Katya Roxas is a Communications and Design Strategist at the University of British Columbia. Katya has experience with branding, content creation, and social media and has a Bachelor’s Degree in Multimedia Arts, specializing in graphic design and illustration, and a Diploma in Digital Marketing and Communications. Born and raised in the Philippines, Katya is well-versed with the sacrifices and opportunities that come with being an immigrant. Through her experiences, she strives to break the barriers of cultural misrepresentation by creating honest and inclusive visual expressions. Ricepaper interviews Katya Roxas as part of its profile of the magazine’s talented team of illustrators and artists.
Ricepaper: Can you tell us more about your background as an Asian Canadian?

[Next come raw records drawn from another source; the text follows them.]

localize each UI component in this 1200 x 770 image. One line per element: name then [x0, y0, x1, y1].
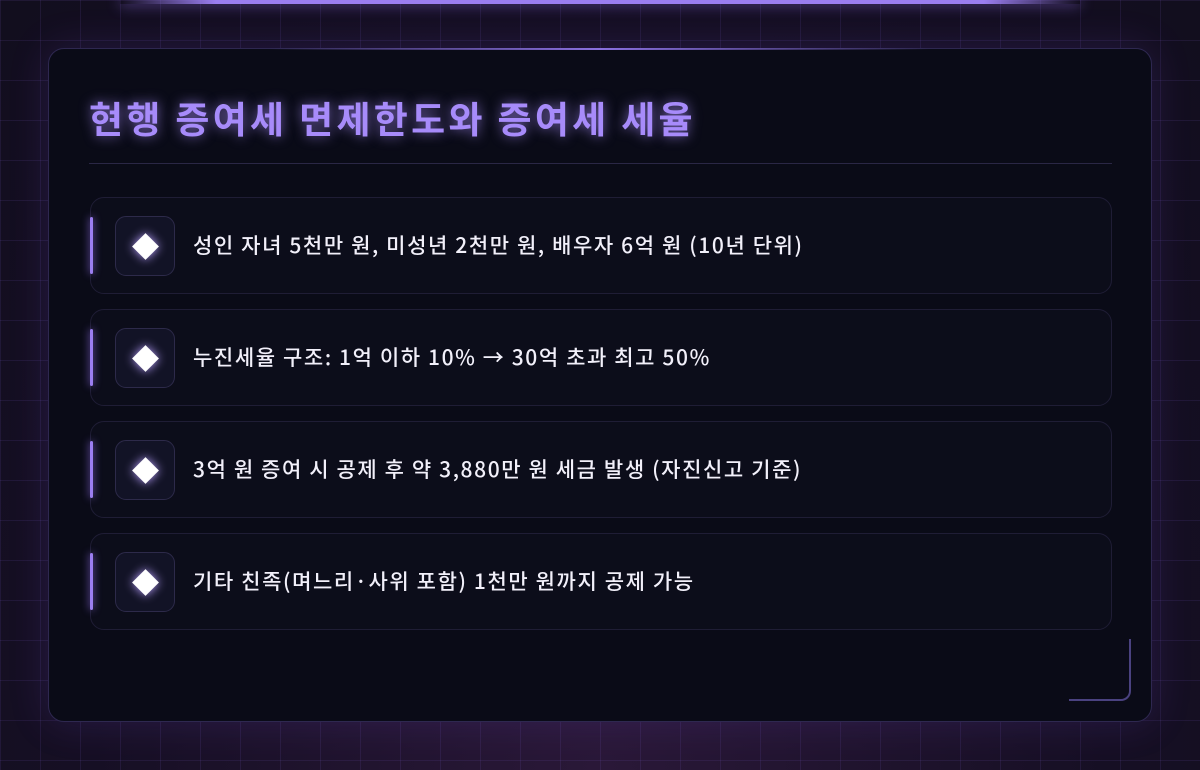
- item 1: [90, 197, 1112, 294]
- top glow line: [120, 0, 1080, 4]
- icon: diamond: [115, 328, 175, 388]
- item 3: [90, 421, 1112, 518]
- title: 현행 증여세 면제한도와 증여세 세율: [89, 90, 696, 144]
- text 4: 기타 친족(며느리·사위 포함) 1천만 원까지 공제 가능: [193, 566, 695, 596]
- icon: diamond: [115, 216, 175, 276]
- icon: diamond: [115, 552, 175, 612]
- item 4: [90, 533, 1112, 630]
- text 2: 누진세율 구조: 1억 이하 10% → 30억 초과 최고 50%: [193, 342, 711, 372]
- corner bracket: [1069, 639, 1131, 701]
- icon: diamond: [115, 440, 175, 500]
- text 3: 3억 원 증여 시 공제 후 약 3,880만 원 세금 발생 (자진신고 기준): [193, 454, 802, 484]
- item 2: [90, 309, 1112, 406]
- text 1: 성인 자녀 5천만 원, 미성년 2천만 원, 배우자 6억 원 (10년 단위): [193, 230, 804, 260]
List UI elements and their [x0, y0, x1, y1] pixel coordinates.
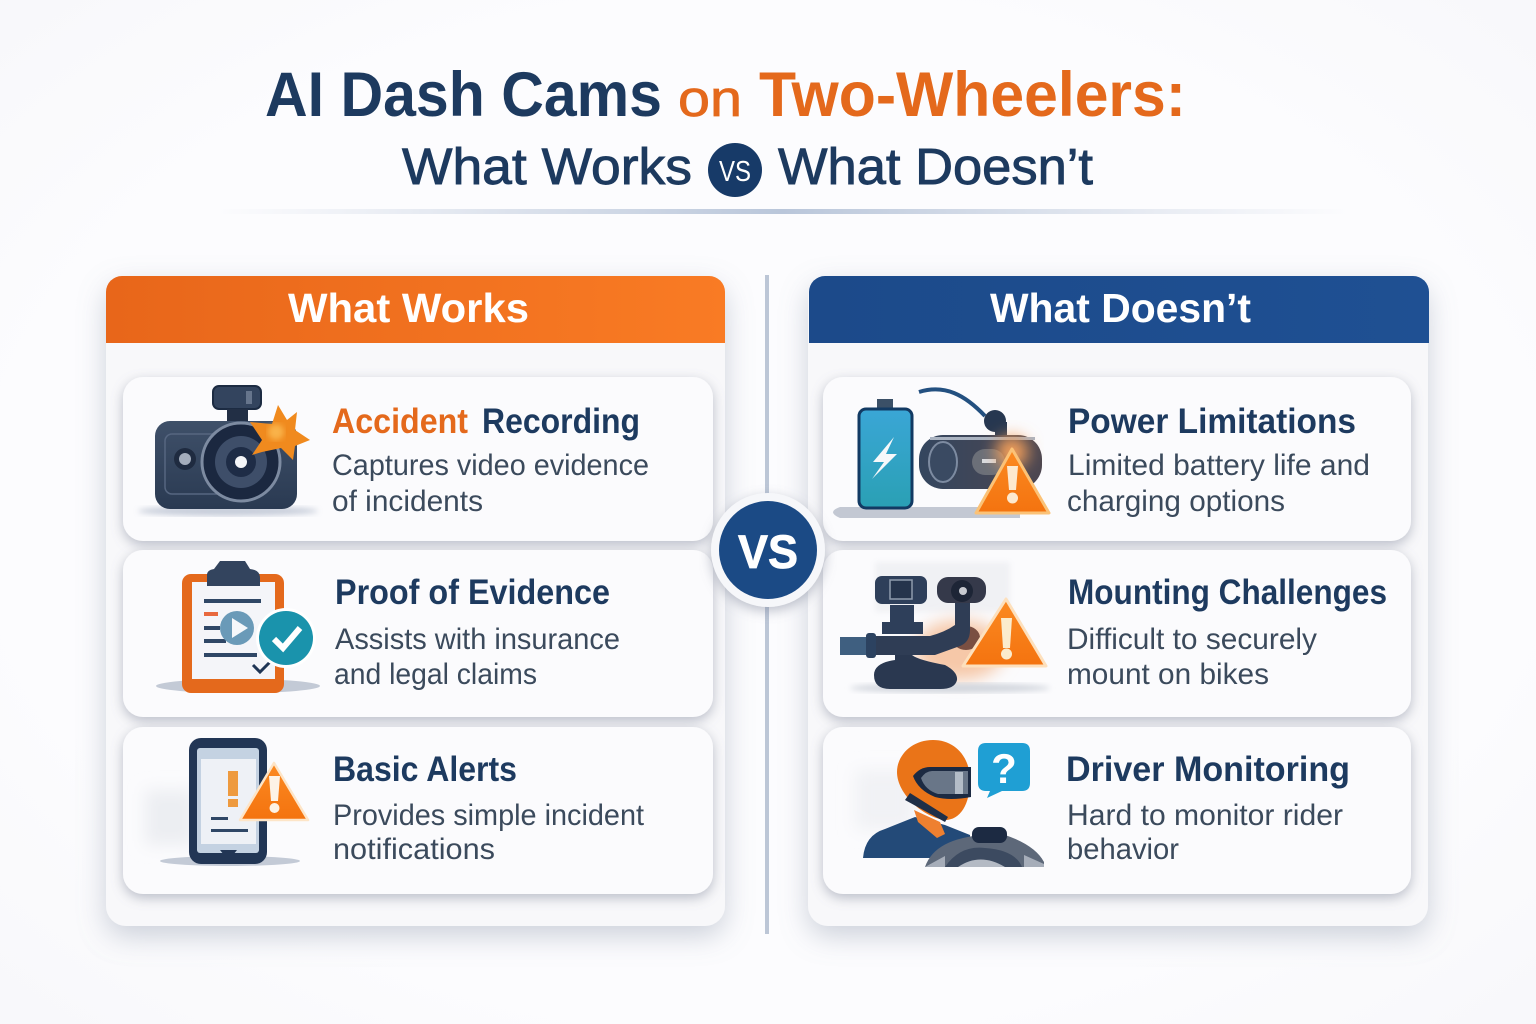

Growing up in Manila, my family was very interested in paintings created by local artists, so I’ve always been exposed to traditional media. From the get-go, however, digital platforms always appealed to me and I knew that it was something I wanted to pursue professionally. By the time I had to choose a degree, I decided to take Multimedia Arts to get better acquainted with various mediums and gain a better understanding of the technical aspects of design.
After stepping into the actual arts and design sphere of the Philippines – from local publishing houses to an international advertising agency – I realized that I wanted to change my narrative. As embedded as I was in the art scene in Manila, I felt a strong need to shift paths and discover what my culture and heritage meant to me outside of my comfort zone. Thankfully, my family gave me the space I needed to grow and supported my aspirations – even if that meant being continents apart.
Moving to Vancouver, I’ve learned so much about the different aspects of equity and inclusion, and how much representation matters. Coming into a new culture, I’ve been internalizing my experiences and found illustrating to be the most effective process for reflection. In this foreign journey, it’s been my way of better understanding different situations and the stories that surround them.
Ricepaper: What does your work aim to say?
Take up the space you need and find beauty in the mundane of every day.
Ricepaper: How have you developed your career as an artist?
At a young age, my mom would lay out different materials for me to play with and didn’t restrict what I’d use or how I’d use them. Early on I realized that I’m a trial and error type of person, so to this day I like experimenting with different mediums and styles all the time. I really enjoy going with the flow of my emotions and what I feel will best serve my creativity at that moment. Beyond my go-to tools, I like playing with acrylic, pastel, watercolour, and charcoal. I’ve also tried upcycling some of my old garments, crocheting, and sewing notebooks. The consistent factors in all the things I do are to be mindfully present and grateful.
Ricepaper: What is your most important tool as an artist? Is there something you can’t live without in your studio?
Traditionally, my sketchbook and Pigma pens. Since I spend most of my day in front of a screen, it’s been really important for me to maintain a physical connection with more analogous mediums. There’s something about the friction between pen and paper that calms me. With all things considered from the past year, it’s the only moment I feel like I’m in total control and free of judgment.
Digitally, I really love my iPad, all its capabilities, and flexibility. It’s unlocked a new world for me to experiment with.
Ricepaper: Which current art world trends are you following?
I’ve been following artists with values and messages that I can relate to. Given the climate of increased isolation, visible racism, and discrimination, I’ve found a deep appreciation for artists who incorporate their beliefs into their art and manifest a better future.